The goal of this study was to investigate the potential of a new class of system that could identify deception during interviews that required open-ended questions. Results of the experimental evaluation of the AVIS provide evidence that in this type of scenario, at least some behavioral variations do manifest that are diagnostic of deception. Specifically, facial animation decreases, both in terms of overall movement and the speed of change of that movement. Decreased facial movement has been identified as a potential deception indicator in a prior research study in a related context [20], and this study provides further evidence of this indicator, and indicates some level of robustness to a context with less control in terms of the allowance of open-ended questions. This is the first study identifying decreased facial acceleration as a potential deception indicator and its cause is unclear, but may be related to the facial freeze associated with both psychophysiological and behavioral mechanisms theorized to accompany deception. Additional research is needed to determine whether this is so.

Exaggeration.

A follow-up investigation identified instances of exaggeration in the interview. While exaggeration is commonly identified as a type of deception, most of the behavioral indicators that were diagnostic of fabrication were not diagnostic of exaggeration.

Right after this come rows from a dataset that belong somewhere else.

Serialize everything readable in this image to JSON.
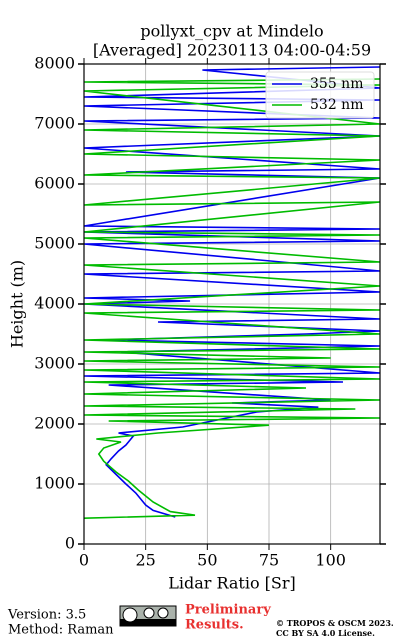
{
  "chart_data": {
    "type": "line",
    "title": "pollyxt_cpv at Mindelo",
    "subtitle": "[Averaged] 20230113 04:00-04:59",
    "x_label": "Lidar Ratio [Sr]",
    "y_label": "Height (m)",
    "xlim": [
      0,
      120
    ],
    "xticks": [
      0,
      25,
      50,
      75,
      100
    ],
    "ylim": [
      0,
      8000
    ],
    "yticks": [
      0,
      1000,
      2000,
      3000,
      4000,
      5000,
      6000,
      7000,
      8000
    ],
    "grid": true,
    "legend": "upper right",
    "series": [
      {
        "name": "355 nm",
        "color": "#0000ee",
        "x": [
          37,
          28,
          25,
          21,
          17,
          12,
          9,
          11,
          14,
          17,
          20,
          14,
          40,
          70,
          95,
          60,
          100,
          10,
          105,
          0,
          120,
          15,
          120,
          10,
          90,
          120,
          30,
          120,
          0,
          43,
          0,
          120,
          0,
          120,
          0,
          120,
          0,
          120,
          0,
          120,
          17,
          120,
          0,
          120,
          0,
          120,
          0,
          120,
          0,
          120,
          48,
          120
        ],
        "values": [
          450,
          560,
          650,
          850,
          1000,
          1200,
          1320,
          1420,
          1550,
          1650,
          1800,
          1850,
          1950,
          2200,
          2280,
          2350,
          2400,
          2650,
          2700,
          2800,
          2850,
          3200,
          3300,
          3400,
          3500,
          3550,
          3700,
          3750,
          4000,
          4050,
          4100,
          4200,
          4500,
          4550,
          5000,
          5050,
          5200,
          5250,
          5300,
          6100,
          6200,
          6250,
          6600,
          6800,
          7050,
          7100,
          7300,
          7400,
          7450,
          7600,
          7900,
          7950
        ]
      },
      {
        "name": "532 nm",
        "color": "#00bb00",
        "x": [
          0,
          45,
          35,
          28,
          22,
          18,
          13,
          8,
          6,
          8,
          15,
          5,
          30,
          75,
          10,
          120,
          0,
          110,
          0,
          120,
          0,
          90,
          0,
          120,
          0,
          120,
          0,
          100,
          0,
          120,
          0,
          120,
          0,
          120,
          0,
          120,
          0,
          120,
          0,
          120,
          0,
          120,
          0,
          120,
          0,
          120,
          0,
          120,
          0,
          120,
          0,
          120,
          0,
          120
        ],
        "values": [
          430,
          480,
          540,
          700,
          900,
          1050,
          1200,
          1380,
          1500,
          1600,
          1700,
          1750,
          1850,
          1980,
          2050,
          2100,
          2150,
          2250,
          2300,
          2400,
          2500,
          2600,
          2700,
          2750,
          2900,
          2950,
          3050,
          3100,
          3200,
          3250,
          3400,
          3500,
          3850,
          3900,
          4000,
          4300,
          4650,
          4700,
          5100,
          5150,
          5200,
          5700,
          5650,
          6100,
          6150,
          6400,
          6500,
          6800,
          6900,
          7000,
          7550,
          7650,
          7700,
          7750
        ]
      }
    ],
    "annotations": {
      "version": "Version: 3.5",
      "method": "Method: Raman",
      "preliminary": "Preliminary",
      "results": "Results.",
      "copyright": "© TROPOS & OSCM 2023.",
      "license": "CC BY SA 4.0 License."
    }
  }
}
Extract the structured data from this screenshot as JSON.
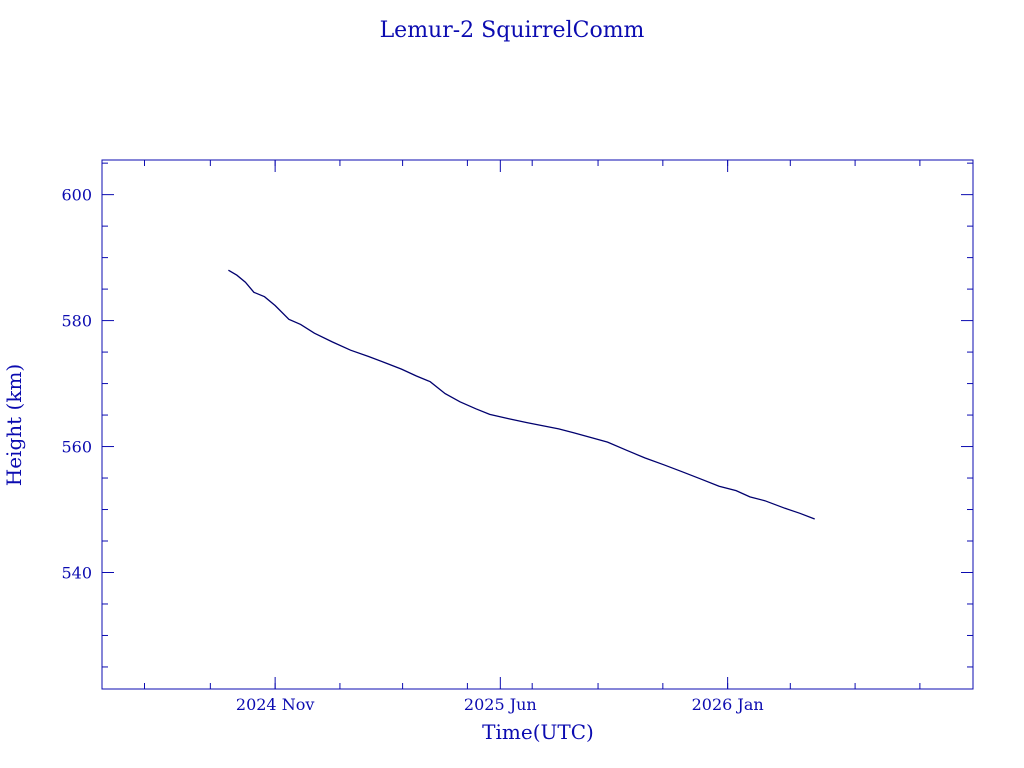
{
  "colors": {
    "ink": "#0b0bb0",
    "line": "#00006e",
    "background": "#ffffff"
  },
  "chart_data": {
    "type": "line",
    "title": "Lemur-2 SquirrelComm",
    "xlabel": "Time(UTC)",
    "ylabel": "Height (km)",
    "x_tick_labels": [
      {
        "date": "2024-11-01",
        "label": "2024 Nov"
      },
      {
        "date": "2025-06-01",
        "label": "2025 Jun"
      },
      {
        "date": "2026-01-01",
        "label": "2026 Jan"
      }
    ],
    "x_minor_tick_dates": [
      "2024-07-01",
      "2024-09-01",
      "2024-11-01",
      "2025-01-01",
      "2025-03-01",
      "2025-05-01",
      "2025-07-01",
      "2025-09-01",
      "2025-11-01",
      "2026-01-01",
      "2026-03-01",
      "2026-05-01",
      "2026-07-01"
    ],
    "xlim": [
      "2024-05-22",
      "2026-08-20"
    ],
    "ylim": [
      521.5,
      605.5
    ],
    "y_ticks": [
      540,
      560,
      580,
      600
    ],
    "y_minor_step": 5,
    "grid": false,
    "series": [
      {
        "x": [
          "2024-09-18",
          "2024-09-26",
          "2024-10-04",
          "2024-10-12",
          "2024-10-22",
          "2024-11-01",
          "2024-11-14",
          "2024-11-25",
          "2024-12-08",
          "2024-12-25",
          "2025-01-11",
          "2025-01-28",
          "2025-02-14",
          "2025-02-28",
          "2025-03-14",
          "2025-03-27",
          "2025-04-10",
          "2025-04-24",
          "2025-05-09",
          "2025-05-22",
          "2025-06-09",
          "2025-06-26",
          "2025-07-11",
          "2025-07-26",
          "2025-08-09",
          "2025-08-24",
          "2025-09-10",
          "2025-09-28",
          "2025-10-15",
          "2025-11-02",
          "2025-11-19",
          "2025-12-06",
          "2025-12-24",
          "2026-01-09",
          "2026-01-22",
          "2026-02-05",
          "2026-02-24",
          "2026-03-10",
          "2026-03-24"
        ],
        "y": [
          588.0,
          587.2,
          586.1,
          584.5,
          583.8,
          582.4,
          580.2,
          579.4,
          578.0,
          576.6,
          575.3,
          574.3,
          573.2,
          572.3,
          571.2,
          570.3,
          568.4,
          567.1,
          566.0,
          565.1,
          564.4,
          563.8,
          563.3,
          562.8,
          562.2,
          561.5,
          560.7,
          559.4,
          558.2,
          557.1,
          556.0,
          554.9,
          553.7,
          553.0,
          552.0,
          551.4,
          550.2,
          549.4,
          548.5
        ]
      }
    ]
  }
}
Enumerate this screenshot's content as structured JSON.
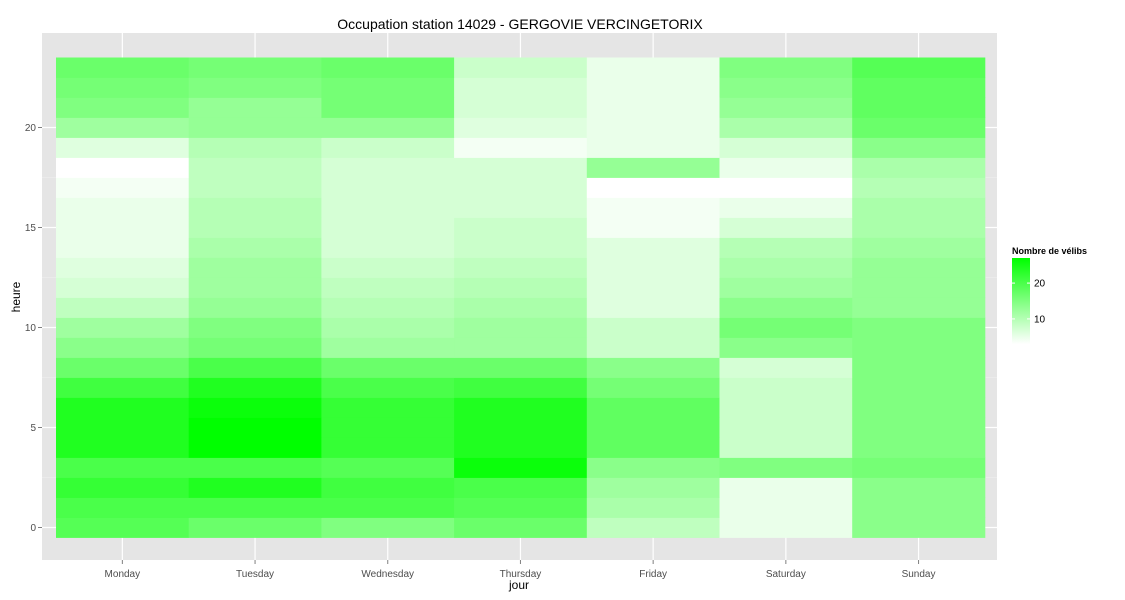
{
  "chart_data": {
    "type": "heatmap",
    "title": "Occupation station 14029 - GERGOVIE VERCINGETORIX",
    "xlabel": "jour",
    "ylabel": "heure",
    "x_categories": [
      "Monday",
      "Tuesday",
      "Wednesday",
      "Thursday",
      "Friday",
      "Saturday",
      "Sunday"
    ],
    "y_hours": [
      0,
      1,
      2,
      3,
      4,
      5,
      6,
      7,
      8,
      9,
      10,
      11,
      12,
      13,
      14,
      15,
      16,
      17,
      18,
      19,
      20,
      21,
      22,
      23
    ],
    "y_ticks": [
      0,
      5,
      10,
      15,
      20
    ],
    "y_tick_labels": [
      "0",
      "5",
      "10",
      "15",
      "20"
    ],
    "ylim": [
      -0.5,
      23.5
    ],
    "values": [
      [
        19,
        17,
        15,
        17,
        9,
        5,
        14
      ],
      [
        20,
        20,
        20,
        19,
        11,
        5,
        14
      ],
      [
        22,
        24,
        21,
        20,
        12,
        5,
        14
      ],
      [
        20,
        20,
        19,
        26,
        14,
        15,
        16
      ],
      [
        24,
        27,
        22,
        24,
        18,
        8,
        15
      ],
      [
        24,
        27,
        22,
        24,
        18,
        8,
        15
      ],
      [
        24,
        26,
        22,
        24,
        18,
        8,
        15
      ],
      [
        21,
        24,
        20,
        21,
        16,
        8,
        15
      ],
      [
        17,
        20,
        17,
        17,
        14,
        7,
        15
      ],
      [
        14,
        16,
        12,
        12,
        8,
        14,
        15
      ],
      [
        12,
        15,
        11,
        12,
        8,
        16,
        15
      ],
      [
        9,
        13,
        10,
        11,
        6,
        14,
        13
      ],
      [
        7,
        12,
        9,
        10,
        6,
        12,
        13
      ],
      [
        6,
        12,
        8,
        9,
        6,
        11,
        13
      ],
      [
        5,
        11,
        7,
        8,
        6,
        10,
        12
      ],
      [
        5,
        10,
        7,
        8,
        4,
        7,
        11
      ],
      [
        5,
        10,
        7,
        7,
        4,
        5,
        11
      ],
      [
        4,
        9,
        7,
        7,
        3,
        3,
        10
      ],
      [
        3,
        9,
        7,
        7,
        13,
        5,
        11
      ],
      [
        6,
        10,
        8,
        4,
        5,
        7,
        14
      ],
      [
        12,
        13,
        13,
        6,
        5,
        11,
        17
      ],
      [
        15,
        13,
        16,
        7,
        5,
        13,
        18
      ],
      [
        16,
        15,
        16,
        7,
        5,
        14,
        18
      ],
      [
        17,
        16,
        17,
        8,
        5,
        15,
        19
      ]
    ],
    "value_range": [
      3,
      27
    ],
    "legend": {
      "title": "Nombre de vélibs",
      "ticks": [
        10,
        20
      ],
      "tick_labels": [
        "10",
        "20"
      ],
      "placement": "right"
    },
    "colors": {
      "low": "#ffffff",
      "high": "#00ff00",
      "panel_background": "#e5e5e5",
      "grid_major": "#ffffff",
      "grid_minor": "#f2f2f2"
    },
    "grid": true
  }
}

This is an important finding because some exaggeration is common in interviewing, and if such a system conflates it with fabrication, the value of its output may be diluted. Instead, the results suggest that exaggeration looks very different from fabrication when it comes to diagnostic behavioral indicators.

Additional analyses are underway. These focus on identifying the classification potential of this type of system but estimating AVIS’s ability to predict deception. Though it is clear that deception creates behavioral anomalies, classification analyses will help provide an initial idea of how discriminatory and how useful the anomalies are.